At inclusion, there were no differences between genotypes in terms of hemoglobin, white blood cell, creatinine or albumin levels, or proportions of male versus female patients, previous treatment regimens, cytogenetic abnormalities, M-component disease subtype, ISS disease stage, or performance status. There were significant differences in the distribution of patient ages between genotypes for 1236C>T (P = 0.018), 2677G>T (P = 0.008), and 3435C>T (P = 0.046), and also significant differences in the rate of previous HDT-SCT (P = 0.028, P = 0.002, and P = 0.024 for 1236C>T, 2677G>T, and 3435C>T, respectively). This was reflected also in the results for patients with the TTT haplotype (carrying at least one T-allele in all three positions 1236, 2677, and 3435) being younger and more often subject to previous HDT-SCT compared to patients with other haplotypes; P = 0.009 for age and P = 0.002 for HDT-SCT. There was no difference in age distribution or other patient characteristics for the 1199G>A SNP. A significant difference between genotypes was seen in the rate of previous bone disease for the 2677G>T SNP (P = 0.049). For details on differences in demographics between genotypes, see supplemental Table SII.
Efficacy outcomes
Median length of follow-up for the entire population was 3.0 years (range 0.2–5.3 years); with no significant differences between genotype groups.

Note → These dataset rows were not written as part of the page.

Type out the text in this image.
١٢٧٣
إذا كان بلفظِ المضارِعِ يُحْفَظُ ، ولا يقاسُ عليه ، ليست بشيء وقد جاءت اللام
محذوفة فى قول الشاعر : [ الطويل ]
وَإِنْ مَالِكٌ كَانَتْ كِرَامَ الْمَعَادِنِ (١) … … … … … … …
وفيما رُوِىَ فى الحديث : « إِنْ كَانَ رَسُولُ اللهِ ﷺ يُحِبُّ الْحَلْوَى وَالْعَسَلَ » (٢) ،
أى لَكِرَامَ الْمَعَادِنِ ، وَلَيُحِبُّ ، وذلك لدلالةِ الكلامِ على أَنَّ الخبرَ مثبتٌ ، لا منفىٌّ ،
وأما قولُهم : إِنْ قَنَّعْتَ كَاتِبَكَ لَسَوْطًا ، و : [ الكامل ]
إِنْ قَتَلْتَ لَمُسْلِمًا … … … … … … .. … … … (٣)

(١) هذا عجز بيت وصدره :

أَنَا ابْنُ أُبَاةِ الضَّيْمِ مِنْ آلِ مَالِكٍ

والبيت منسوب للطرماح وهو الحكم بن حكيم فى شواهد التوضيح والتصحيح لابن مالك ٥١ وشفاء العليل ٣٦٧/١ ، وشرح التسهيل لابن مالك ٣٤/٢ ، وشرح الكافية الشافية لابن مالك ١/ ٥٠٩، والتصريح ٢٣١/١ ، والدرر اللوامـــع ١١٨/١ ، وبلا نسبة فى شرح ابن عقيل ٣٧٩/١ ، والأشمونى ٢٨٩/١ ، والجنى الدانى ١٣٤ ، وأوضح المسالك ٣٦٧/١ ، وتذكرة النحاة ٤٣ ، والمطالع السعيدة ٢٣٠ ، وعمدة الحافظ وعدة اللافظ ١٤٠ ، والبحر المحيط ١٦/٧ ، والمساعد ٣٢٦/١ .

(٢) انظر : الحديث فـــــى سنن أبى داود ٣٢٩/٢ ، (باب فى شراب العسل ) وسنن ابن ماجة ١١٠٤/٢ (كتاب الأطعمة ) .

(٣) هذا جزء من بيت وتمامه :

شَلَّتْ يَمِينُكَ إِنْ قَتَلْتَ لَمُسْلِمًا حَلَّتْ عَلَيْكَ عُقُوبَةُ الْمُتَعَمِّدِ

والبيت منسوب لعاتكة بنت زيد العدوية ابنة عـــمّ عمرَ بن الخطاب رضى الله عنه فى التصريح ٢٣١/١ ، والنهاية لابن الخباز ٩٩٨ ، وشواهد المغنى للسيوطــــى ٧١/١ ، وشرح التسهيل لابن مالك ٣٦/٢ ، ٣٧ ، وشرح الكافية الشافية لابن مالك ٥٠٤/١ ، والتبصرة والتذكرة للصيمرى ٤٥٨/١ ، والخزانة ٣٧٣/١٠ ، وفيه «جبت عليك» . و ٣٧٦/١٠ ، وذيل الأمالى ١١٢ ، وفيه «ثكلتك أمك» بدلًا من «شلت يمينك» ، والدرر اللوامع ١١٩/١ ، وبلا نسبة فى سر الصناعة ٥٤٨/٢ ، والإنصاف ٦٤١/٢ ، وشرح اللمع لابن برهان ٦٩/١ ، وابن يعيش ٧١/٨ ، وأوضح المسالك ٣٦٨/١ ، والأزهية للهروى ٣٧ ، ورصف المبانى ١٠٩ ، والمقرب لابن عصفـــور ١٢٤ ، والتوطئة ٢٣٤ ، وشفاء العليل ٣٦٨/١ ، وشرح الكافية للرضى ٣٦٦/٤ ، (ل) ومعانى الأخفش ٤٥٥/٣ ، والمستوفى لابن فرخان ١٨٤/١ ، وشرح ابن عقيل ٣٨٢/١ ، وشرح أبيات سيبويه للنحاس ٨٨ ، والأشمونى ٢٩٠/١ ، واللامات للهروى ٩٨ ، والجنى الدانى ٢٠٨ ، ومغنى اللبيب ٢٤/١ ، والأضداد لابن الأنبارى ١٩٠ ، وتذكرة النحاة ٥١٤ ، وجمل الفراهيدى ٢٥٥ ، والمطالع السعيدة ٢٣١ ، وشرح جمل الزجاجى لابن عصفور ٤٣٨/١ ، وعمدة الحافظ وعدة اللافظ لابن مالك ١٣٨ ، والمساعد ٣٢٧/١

Among all 90 patients included in these analyses, the response rate (≥ PR) was 85.6%, including 46.7% ≥ VGPR (Table 1). Time to first response (≥ PR) was 60 days (95% confidence interval [CI] 50–71), and time to best response (≥ PR) was 158 days (95% CI 120–195). Mean TTP was 2.4 years (95% CI 2.0–2.8), mean TTNT was 2.2 years (95% CI 1.9–2.6), and mean OS was 3.7 years (95% CI 3.2–4.1).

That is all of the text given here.